Druckmittel seltene Erden
Xis dramatischer Aufruf ist nicht nur in Zusammenhang mit Huawei zu sehen. Als Bühne seines Appells wählte er das Unternehmen JL Mag Rare-Earth, einen der größten Verarbeiter seltener Erden. Die aus 17 Metallen bestehende Gruppe ist vor allem im Hightechbereich zentral: Automobil- und Flugzeugindustrie, Fotovoltaik, Computer- oder Smartphoneproduktion kommen nicht ohne den wertvollen Rohstoff aus.
China hat eine Monopolstellung. Mehr als 90 Prozent der weltweit produzierten seltenen Erden stammen aus der Volksrepublik. Nicht zufällig haben die USA die Metalle noch nicht auf ihre Zollliste für Importe aus China gesetzt. So wird der Rohstoff zu Xis wichtigstem Druckmittel im Handelsstreit: Peking könnte den Export seltener Erden in die USA verbieten. Und Apple und Dell maßgeblich schaden.
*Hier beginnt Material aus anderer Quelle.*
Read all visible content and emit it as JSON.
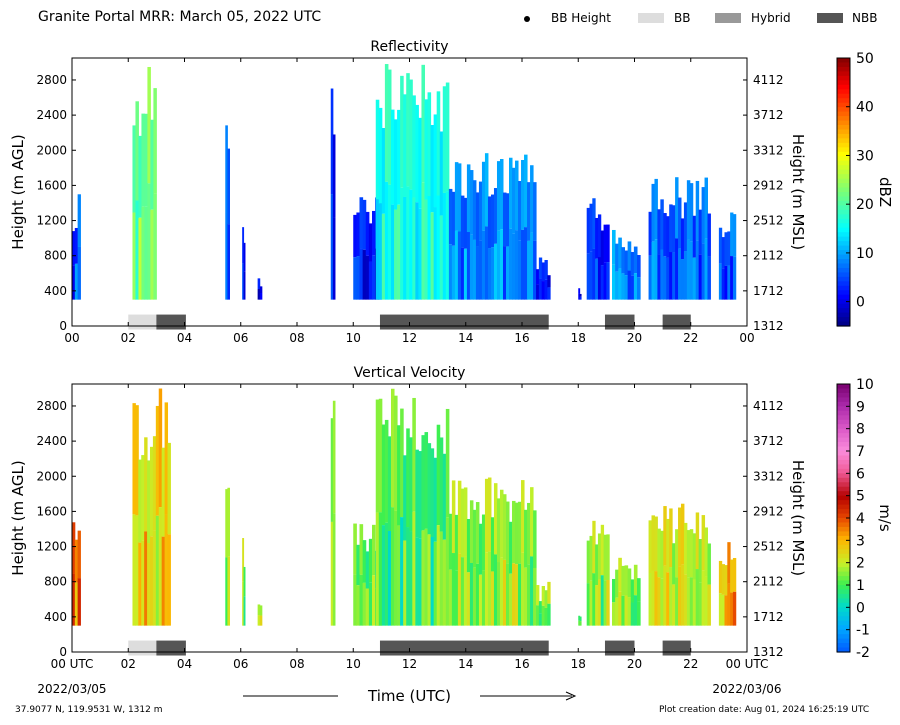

Währenddessen steht Huawei ohne Prozessoren da. Eine Eigenentwicklung ist möglich, aber zeitintensiv. Damit schadet US-Präsident Trump Huawei und den Kunden massiv. Diese können ihre Geräte zwar vorerst weiter nutzen. Spätestens beim nächsten großen Software-Update ist Huawei nicht mehr inkludiert. Android Q wird es nicht mehr auf diese Geräte schaffen. Solang die Software-Versorgung nicht geklärt ist, ist der Kauf von Huawei-Geräten mit einem großen Risiko verbunden.